Sept. 5, 2023, 2:01 PM UTC

Florida Gov. Ron DeSantis (R) violated the state constitution and discriminated against Black voters when he overhauled a northern congressional district previously held by a Black Democrat, a state trial court ruled Saturday.

DeSantis’ maps violated the 2010 amendment to the Florida Constitution, which explicitly prohibits maps that diminish the power of racial minority voters to select the candidate of their choice, Second Judicial Circuit Court Judge J. Lee Marsh wrote in his opinion.

Non-diminishment “protects against backsliding in existing districts where a minority group has had the ability to elect a candidate of their choice,” he said. “Florida’s history of voting related discrimination—as told through Florida case law over the years—bears out this need.”

The case, which is likely to be appealed, is limited to the state’s former Fifth Congressional District. The state defendants didn’t dispute that in 2020 that district had sufficient Black voting population for residents to send their preferred candidate to Washington, former Rep. Al Lawson (D), who carried it by more than 100,000 votes.

After the 2020 Census redistricting, that wasn’t the case. In 2022, Lawson squared off against incumbent Rep. Neal Dunn (R) in the newly-shaped Second Congressional District and lost by roughly 60,000 votes.

“Regardless of who would bear the burden of strict scrutiny, that burden would be satisfied with respect to a North Florida district that complies with the non-diminishment provision, including either of the versions of CD-5 in Plan 8015 or 8019,” wrote Marsh, whom DeSantis appointed to the bench in in 2018.

With the facts in stone, a trial that was scheduled to last two weeks morphed into a four-hour oral argument in August, focused on the legal test for when the state’s prohibition of minority voter diminishment kicks in. The state defendants—including Secretary of State Cord Byrd (R)—argued the state should only be held to that rule when minority voters exceed 50% of the voters in a district. Marsh sided with the voters challenging that reasoning.

The “Secretary’s arguments have no basis under either federal precedent or Florida Supreme Court precedent,” Marsh said.
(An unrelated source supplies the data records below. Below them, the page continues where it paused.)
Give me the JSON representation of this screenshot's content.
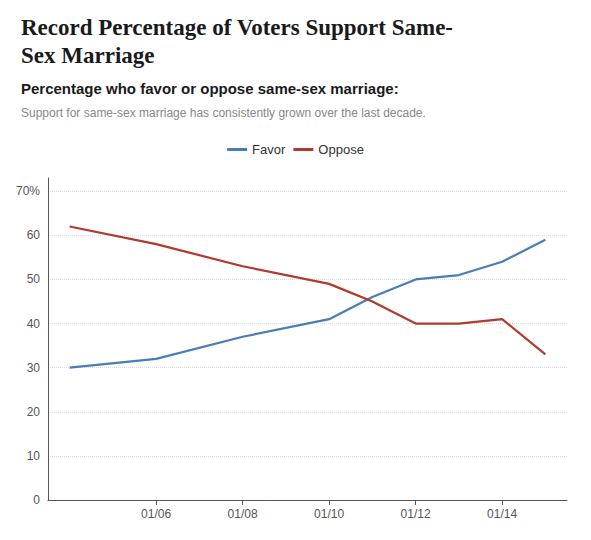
{
  "chart_data": {
    "type": "line",
    "title": "Record Percentage of Voters Support Same-\nSex Marriage",
    "subtitle": "Percentage who favor or oppose same-sex marriage:",
    "caption": "Support for same-sex marriage has consistently grown over the last decade.",
    "x": [
      2004,
      2006,
      2008,
      2010,
      2011,
      2012,
      2013,
      2014,
      2015
    ],
    "series": [
      {
        "name": "Favor",
        "color": "#4a7db5",
        "values": [
          30,
          32,
          37,
          41,
          46,
          50,
          51,
          54,
          59
        ]
      },
      {
        "name": "Oppose",
        "color": "#b03a2e",
        "values": [
          62,
          58,
          53,
          49,
          45,
          40,
          40,
          41,
          33
        ]
      }
    ],
    "xlim": [
      2003.5,
      2015.5
    ],
    "xticks": [
      {
        "value": 2006,
        "label": "01/06"
      },
      {
        "value": 2008,
        "label": "01/08"
      },
      {
        "value": 2010,
        "label": "01/10"
      },
      {
        "value": 2012,
        "label": "01/12"
      },
      {
        "value": 2014,
        "label": "01/14"
      }
    ],
    "ylim": [
      0,
      73
    ],
    "yticks": [
      0,
      10,
      20,
      30,
      40,
      50,
      60,
      {
        "value": 70,
        "label": "70%"
      }
    ],
    "grid": true,
    "legend": "top"
  }
}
Byrd also said the new district was undoing a prior racial gerrymander that intentionally placed Black voters into the Fifth District, and bringing it back would violate the US Constitution.

The “area had a district that stretched 200 miles” from Duval County, which contains Jacksonville, to Leon and Gadsden Counties, in the Panhandle, “connected by a slender, 3-mile strip north of Tallahassee,” Byrd said in a brief. “At either end, the map surgically packed black voters into the district, heeding no traditional districting criteria like compactness or geographic and political boundaries.”
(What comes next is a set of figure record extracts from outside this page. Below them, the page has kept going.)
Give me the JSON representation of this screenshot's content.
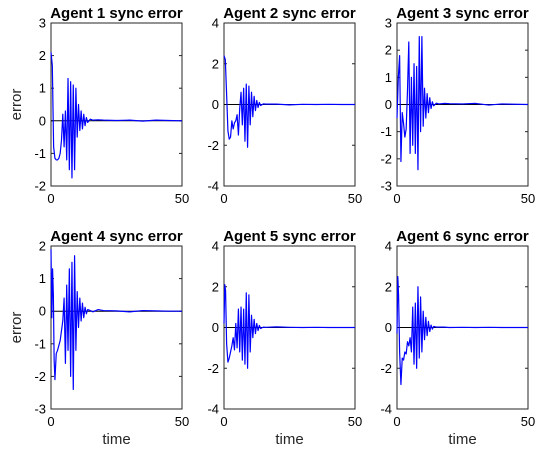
{
  "figure": {
    "xlabel": "time",
    "ylabel": "error",
    "line_color": "#0000ff",
    "zero_line_color": "#000000"
  },
  "chart_data": [
    {
      "type": "line",
      "title": "Agent 1 sync error",
      "xlabel": "",
      "ylabel": "error",
      "xlim": [
        0,
        50
      ],
      "ylim": [
        -2,
        3
      ],
      "xticks": [
        0,
        50
      ],
      "yticks": [
        -2,
        -1,
        0,
        1,
        2,
        3
      ],
      "grid": false,
      "series": [
        {
          "values": [
            [
              0,
              2.1
            ],
            [
              0.5,
              1.7
            ],
            [
              1,
              -0.8
            ],
            [
              1.5,
              -1.15
            ],
            [
              2,
              -1.2
            ],
            [
              2.5,
              -1.2
            ],
            [
              3,
              -1.15
            ],
            [
              3.5,
              -1.0
            ],
            [
              4,
              -0.6
            ],
            [
              4.5,
              0.2
            ],
            [
              5,
              -0.8
            ],
            [
              5.5,
              0.3
            ],
            [
              6,
              -1.2
            ],
            [
              6.5,
              1.3
            ],
            [
              7,
              -1.5
            ],
            [
              7.5,
              1.2
            ],
            [
              8,
              -1.75
            ],
            [
              8.5,
              1.1
            ],
            [
              9,
              -1.5
            ],
            [
              9.5,
              1.0
            ],
            [
              10,
              -0.5
            ],
            [
              10.5,
              0.5
            ],
            [
              11,
              -0.3
            ],
            [
              11.5,
              0.3
            ],
            [
              12,
              -0.25
            ],
            [
              12.5,
              0.2
            ],
            [
              13,
              -0.15
            ],
            [
              13.5,
              0.1
            ],
            [
              14,
              -0.05
            ],
            [
              15,
              0.05
            ],
            [
              16,
              0.02
            ],
            [
              18,
              0.03
            ],
            [
              20,
              0.02
            ],
            [
              25,
              0.01
            ],
            [
              30,
              0.02
            ],
            [
              35,
              -0.01
            ],
            [
              40,
              0.02
            ],
            [
              45,
              0.01
            ],
            [
              50,
              0
            ]
          ]
        }
      ]
    },
    {
      "type": "line",
      "title": "Agent 2 sync error",
      "xlabel": "",
      "ylabel": "",
      "xlim": [
        0,
        50
      ],
      "ylim": [
        -4,
        4
      ],
      "xticks": [
        0,
        50
      ],
      "yticks": [
        -4,
        -2,
        0,
        2,
        4
      ],
      "grid": false,
      "series": [
        {
          "values": [
            [
              0,
              2.4
            ],
            [
              0.5,
              2.2
            ],
            [
              1,
              0.5
            ],
            [
              1.5,
              -1.3
            ],
            [
              2,
              -1.7
            ],
            [
              2.5,
              -1.6
            ],
            [
              3,
              -0.8
            ],
            [
              3.5,
              -1.2
            ],
            [
              4,
              -0.9
            ],
            [
              4.5,
              -0.8
            ],
            [
              5,
              -0.5
            ],
            [
              5.5,
              -1.5
            ],
            [
              6,
              -0.2
            ],
            [
              6.5,
              0.6
            ],
            [
              7,
              -1.0
            ],
            [
              7.5,
              0.8
            ],
            [
              8,
              -1.8
            ],
            [
              8.5,
              1.0
            ],
            [
              9,
              -2.1
            ],
            [
              9.5,
              0.9
            ],
            [
              10,
              -1.0
            ],
            [
              10.5,
              0.6
            ],
            [
              11,
              -0.6
            ],
            [
              11.5,
              0.4
            ],
            [
              12,
              -0.3
            ],
            [
              12.5,
              0.2
            ],
            [
              13,
              -0.15
            ],
            [
              13.5,
              0.1
            ],
            [
              14,
              -0.05
            ],
            [
              15,
              0.03
            ],
            [
              16,
              0.02
            ],
            [
              20,
              0.02
            ],
            [
              25,
              -0.02
            ],
            [
              30,
              0.01
            ],
            [
              35,
              0
            ],
            [
              40,
              0.01
            ],
            [
              45,
              0
            ],
            [
              50,
              0
            ]
          ]
        }
      ]
    },
    {
      "type": "line",
      "title": "Agent 3 sync error",
      "xlabel": "",
      "ylabel": "",
      "xlim": [
        0,
        50
      ],
      "ylim": [
        -3,
        3
      ],
      "xticks": [
        0,
        50
      ],
      "yticks": [
        -3,
        -2,
        -1,
        0,
        1,
        2,
        3
      ],
      "grid": false,
      "series": [
        {
          "values": [
            [
              0,
              -0.5
            ],
            [
              0.5,
              1.0
            ],
            [
              1,
              1.8
            ],
            [
              1.5,
              -2.1
            ],
            [
              2,
              -0.3
            ],
            [
              2.5,
              -0.7
            ],
            [
              3,
              -1.2
            ],
            [
              3.5,
              -0.9
            ],
            [
              4,
              0.5
            ],
            [
              4.5,
              2.3
            ],
            [
              5,
              -1.8
            ],
            [
              5.5,
              1.0
            ],
            [
              6,
              -1.5
            ],
            [
              6.5,
              1.5
            ],
            [
              7,
              -1.8
            ],
            [
              7.5,
              1.4
            ],
            [
              8,
              -2.4
            ],
            [
              8.5,
              2.5
            ],
            [
              9,
              -1.0
            ],
            [
              9.5,
              2.5
            ],
            [
              10,
              -0.8
            ],
            [
              10.5,
              0.6
            ],
            [
              11,
              -0.5
            ],
            [
              11.5,
              0.4
            ],
            [
              12,
              -0.3
            ],
            [
              12.5,
              0.25
            ],
            [
              13,
              -0.15
            ],
            [
              13.5,
              0.1
            ],
            [
              14,
              -0.05
            ],
            [
              15,
              0.05
            ],
            [
              16,
              0.02
            ],
            [
              18,
              0.04
            ],
            [
              20,
              0.03
            ],
            [
              25,
              0.02
            ],
            [
              30,
              0.04
            ],
            [
              35,
              -0.02
            ],
            [
              40,
              0.02
            ],
            [
              45,
              0.01
            ],
            [
              50,
              0
            ]
          ]
        }
      ]
    },
    {
      "type": "line",
      "title": "Agent 4 sync error",
      "xlabel": "time",
      "ylabel": "error",
      "xlim": [
        0,
        50
      ],
      "ylim": [
        -3,
        2
      ],
      "xticks": [
        0,
        50
      ],
      "yticks": [
        -3,
        -2,
        -1,
        0,
        1,
        2
      ],
      "grid": false,
      "series": [
        {
          "values": [
            [
              0,
              1.9
            ],
            [
              0.3,
              -0.2
            ],
            [
              0.6,
              1.3
            ],
            [
              0.9,
              0.5
            ],
            [
              1.2,
              -1.5
            ],
            [
              1.5,
              -2.1
            ],
            [
              2,
              -1.3
            ],
            [
              2.5,
              -1.2
            ],
            [
              3,
              -1.05
            ],
            [
              3.5,
              -0.9
            ],
            [
              4,
              -0.6
            ],
            [
              4.5,
              -0.3
            ],
            [
              5,
              0.4
            ],
            [
              5.5,
              -1.6
            ],
            [
              6,
              0.8
            ],
            [
              6.5,
              -1.2
            ],
            [
              7,
              1.3
            ],
            [
              7.5,
              -2.0
            ],
            [
              8,
              1.5
            ],
            [
              8.5,
              -2.4
            ],
            [
              9,
              1.7
            ],
            [
              9.5,
              -1.2
            ],
            [
              10,
              0.6
            ],
            [
              10.5,
              -0.5
            ],
            [
              11,
              0.4
            ],
            [
              11.5,
              -0.3
            ],
            [
              12,
              0.25
            ],
            [
              12.5,
              -0.2
            ],
            [
              13,
              0.12
            ],
            [
              13.5,
              -0.08
            ],
            [
              14,
              0.05
            ],
            [
              15,
              0.02
            ],
            [
              16,
              -0.02
            ],
            [
              18,
              0.05
            ],
            [
              20,
              0.02
            ],
            [
              25,
              0.01
            ],
            [
              30,
              -0.02
            ],
            [
              35,
              0.02
            ],
            [
              40,
              0.01
            ],
            [
              45,
              0
            ],
            [
              50,
              0
            ]
          ]
        }
      ]
    },
    {
      "type": "line",
      "title": "Agent 5 sync error",
      "xlabel": "time",
      "ylabel": "",
      "xlim": [
        0,
        50
      ],
      "ylim": [
        -4,
        4
      ],
      "xticks": [
        0,
        50
      ],
      "yticks": [
        -4,
        -2,
        0,
        2,
        4
      ],
      "grid": false,
      "series": [
        {
          "values": [
            [
              0,
              0.2
            ],
            [
              0.3,
              2.1
            ],
            [
              0.6,
              1.8
            ],
            [
              1,
              -0.8
            ],
            [
              1.5,
              -1.7
            ],
            [
              2,
              -1.5
            ],
            [
              2.5,
              -1.2
            ],
            [
              3,
              -0.9
            ],
            [
              3.5,
              -0.5
            ],
            [
              4,
              -1.1
            ],
            [
              4.5,
              0.2
            ],
            [
              5,
              -1.0
            ],
            [
              5.5,
              0.9
            ],
            [
              6,
              -1.2
            ],
            [
              6.5,
              1.0
            ],
            [
              7,
              -1.6
            ],
            [
              7.5,
              0.9
            ],
            [
              8,
              -1.8
            ],
            [
              8.5,
              1.7
            ],
            [
              9,
              -2.0
            ],
            [
              9.5,
              1.6
            ],
            [
              10,
              -1.2
            ],
            [
              10.5,
              0.6
            ],
            [
              11,
              -0.5
            ],
            [
              11.5,
              0.4
            ],
            [
              12,
              -0.3
            ],
            [
              12.5,
              0.2
            ],
            [
              13,
              -0.15
            ],
            [
              13.5,
              0.1
            ],
            [
              14,
              -0.05
            ],
            [
              15,
              0.02
            ],
            [
              16,
              0.01
            ],
            [
              20,
              0.03
            ],
            [
              25,
              0.01
            ],
            [
              30,
              0
            ],
            [
              35,
              0.01
            ],
            [
              40,
              0
            ],
            [
              45,
              0
            ],
            [
              50,
              0
            ]
          ]
        }
      ]
    },
    {
      "type": "line",
      "title": "Agent 6 sync error",
      "xlabel": "time",
      "ylabel": "",
      "xlim": [
        0,
        50
      ],
      "ylim": [
        -4,
        4
      ],
      "xticks": [
        0,
        50
      ],
      "yticks": [
        -4,
        -2,
        0,
        2,
        4
      ],
      "grid": false,
      "series": [
        {
          "values": [
            [
              0,
              -0.3
            ],
            [
              0.3,
              2.5
            ],
            [
              0.6,
              1.6
            ],
            [
              1,
              -1.2
            ],
            [
              1.5,
              -2.8
            ],
            [
              2,
              -1.5
            ],
            [
              2.5,
              -1.6
            ],
            [
              3,
              -1.2
            ],
            [
              3.5,
              -1.3
            ],
            [
              4,
              -0.7
            ],
            [
              4.5,
              -0.9
            ],
            [
              5,
              -0.5
            ],
            [
              5.5,
              -1.2
            ],
            [
              6,
              1.0
            ],
            [
              6.5,
              -1.8
            ],
            [
              7,
              1.2
            ],
            [
              7.5,
              -2.0
            ],
            [
              8,
              2.0
            ],
            [
              8.5,
              -1.5
            ],
            [
              9,
              1.5
            ],
            [
              9.5,
              -1.2
            ],
            [
              10,
              0.8
            ],
            [
              10.5,
              -0.6
            ],
            [
              11,
              0.5
            ],
            [
              11.5,
              -0.4
            ],
            [
              12,
              0.3
            ],
            [
              12.5,
              -0.2
            ],
            [
              13,
              0.12
            ],
            [
              13.5,
              -0.08
            ],
            [
              14,
              0.05
            ],
            [
              15,
              0.02
            ],
            [
              18,
              0.02
            ],
            [
              20,
              0
            ],
            [
              25,
              0.01
            ],
            [
              30,
              0
            ],
            [
              35,
              0.01
            ],
            [
              40,
              0
            ],
            [
              45,
              0
            ],
            [
              50,
              0
            ]
          ]
        }
      ]
    }
  ]
}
Marsh didn’t buy that premise, and he ordered the state Legislature to create a new congressional map changing this district.

“Not only is there no specific district under which this Court could evaluate whether racial gerrymandering occurred, but Defendants also lack standing to raise a racial gerrymandering challenge in the first place. Even if this Court were to assume which district were at issue, Defendants have not proved that race predominated in the drawing of the district,” Marsh said.

An appeal would potentially provide the state’s conservative Supreme Court an avenue to create a new standard for the state’s anti-gerrymandering litigation. In prior precedent, the state’s high court ruled that there was no specific threshold percentage of minority voting age population necessary to bring a diminishment case.

Byrd and the Florida Attorney General’s office didn’t immediately respond to a request for comment.

The case is Black Voters Matter Capacity Building Inst., Inc. v. Byrd, Fla. Cir. Ct., No. 2022-ca-000666, 9/2/23.